FreeBSD, Linux and plenty of other kernels deny userspace requests to mmap pages at address 0 as a rudimentary hardening measure. This guarantees the kernel catches its own "NULL pointer deferences" and in turn lets it panic/oops. This changes a guaranteed privilege escalation vector into a local denial of service.
Let's see what exactly is going on here.
We will focus on amd64, but conceptually this is also true for i386 and likely several other architectures which have the address space shared between the kernel and userspace. If said space is disjoint, description below does not apply.

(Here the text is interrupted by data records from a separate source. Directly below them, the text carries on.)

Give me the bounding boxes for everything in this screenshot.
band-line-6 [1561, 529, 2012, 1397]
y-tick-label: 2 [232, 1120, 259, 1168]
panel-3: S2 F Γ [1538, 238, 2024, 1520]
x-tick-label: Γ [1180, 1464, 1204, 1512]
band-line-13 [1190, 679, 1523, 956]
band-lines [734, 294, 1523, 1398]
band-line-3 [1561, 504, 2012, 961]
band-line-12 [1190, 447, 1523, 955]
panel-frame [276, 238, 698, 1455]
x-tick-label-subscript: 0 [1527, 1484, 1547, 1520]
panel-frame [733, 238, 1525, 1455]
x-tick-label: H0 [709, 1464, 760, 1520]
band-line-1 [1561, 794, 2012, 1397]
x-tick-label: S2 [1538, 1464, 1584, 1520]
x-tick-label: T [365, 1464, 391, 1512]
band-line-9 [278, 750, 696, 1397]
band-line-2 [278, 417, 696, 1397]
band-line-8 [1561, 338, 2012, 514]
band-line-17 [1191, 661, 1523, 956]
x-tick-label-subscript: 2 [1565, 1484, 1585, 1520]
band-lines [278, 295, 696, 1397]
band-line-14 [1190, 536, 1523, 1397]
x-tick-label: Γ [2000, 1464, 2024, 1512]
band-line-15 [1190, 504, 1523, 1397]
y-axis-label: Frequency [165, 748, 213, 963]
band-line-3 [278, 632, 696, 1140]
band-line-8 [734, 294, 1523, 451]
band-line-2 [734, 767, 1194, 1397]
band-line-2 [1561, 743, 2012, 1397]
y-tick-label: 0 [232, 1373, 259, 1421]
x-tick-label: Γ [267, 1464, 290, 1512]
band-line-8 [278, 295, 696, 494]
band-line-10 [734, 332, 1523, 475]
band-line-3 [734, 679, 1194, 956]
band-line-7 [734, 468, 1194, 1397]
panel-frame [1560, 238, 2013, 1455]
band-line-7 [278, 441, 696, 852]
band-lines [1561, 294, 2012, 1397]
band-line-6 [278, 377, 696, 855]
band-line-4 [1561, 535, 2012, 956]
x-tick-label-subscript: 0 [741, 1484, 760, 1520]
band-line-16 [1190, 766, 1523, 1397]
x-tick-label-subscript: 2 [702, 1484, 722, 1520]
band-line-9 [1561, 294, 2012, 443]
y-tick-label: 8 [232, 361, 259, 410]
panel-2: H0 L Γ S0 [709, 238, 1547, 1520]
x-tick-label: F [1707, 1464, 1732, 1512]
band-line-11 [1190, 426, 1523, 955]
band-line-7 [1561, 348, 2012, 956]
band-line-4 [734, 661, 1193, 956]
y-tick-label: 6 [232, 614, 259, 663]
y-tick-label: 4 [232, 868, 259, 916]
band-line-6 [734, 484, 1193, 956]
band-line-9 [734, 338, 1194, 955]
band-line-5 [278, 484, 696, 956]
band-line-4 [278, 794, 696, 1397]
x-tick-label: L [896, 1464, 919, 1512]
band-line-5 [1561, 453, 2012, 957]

The address space looks roughly like this:
+---------------+ 0xffffffffffffefff
| the kernel |
|(in some areas)|
+---------------+ 0xffff800000000000
|address space |
| hole |
+---------------+ 0x800000000000
| userspace |
| |
+---------------+ 0x0
The hole covers addresses which cannot be accessed on this architecture. Outlined userspace and kernel placement is the de facto standard. Note that both are mapped in the same address space. Spaces can be split in principle, but are not due to performance reasons.
These addresses are virtual. Actual physical memory pages may or may not be backing them up. The size of a page varies, it can be either 4KB, 2MB or 1GB.
Let's say an address 0xc0ffee belongs to an area mmapped with read and write permissions, and backed by a physical page at this very moment. When a thread enters the kernel (to e.g. execute a system call), the in-kernel code will be able to read and write said memory without any special measures.
Userspace can request arbitrary addresses with calls to mmap(2). Normally the kernel will provide whatever address it wants, but this can be changed by passing MAP_FIXED flag. As such, userspace can request to map a page at address 0.
Without pedantry void *p = NULL; will mean that consists of zeroes.
To sum this up:
p = mmap(NULL, 4096, PROT_WRITE|PROT_READ, MAP_PRIVATE|MAP_ANONYMOUS|MAP_FIXED, -1, 0);
p->val = 8;
Provided the kernel grants the request, this will effectively dereference a NULL pointer.
But most importantly, should the kernel try to access such an address itself, it will now succeed. Why would it do that? Of course due to a bug. NULL is often the default value of pointers in various structures, so e.g. code which forgets to NULL check a field which can legitimately be NULL would be susceptible. There are plenty of real-world bugs which manifest themselves like this.
How to use this to escalate privileges? Depends on the bug, let's take the most blatant issue: a pointer to a function is NULL, but the code calls it. Userspace could mmap the page (with execute permissions) at 0 and fill it with whatever code it wants. When the bug is encountered, the kernel unknowingly starts executing the code planted by userspace.
Here is an example: CVE-2009-2692.txt Linux NULL pointer dereference due to incorrect proto_ops initializations.
While mappings at 0 are denied, there are other less frequent bugs which can result in the kernel unknowingly accessing userspace memory. A general solution with dedicated CPU support consists of SMAP (Supervisor Mode Access Prevention) and SMEP (Supervisor Mode Execution Prevention), but note these technologies are relatively new (read: your machines likely don' have them). Finally, a software-based implementation was provided with grsec.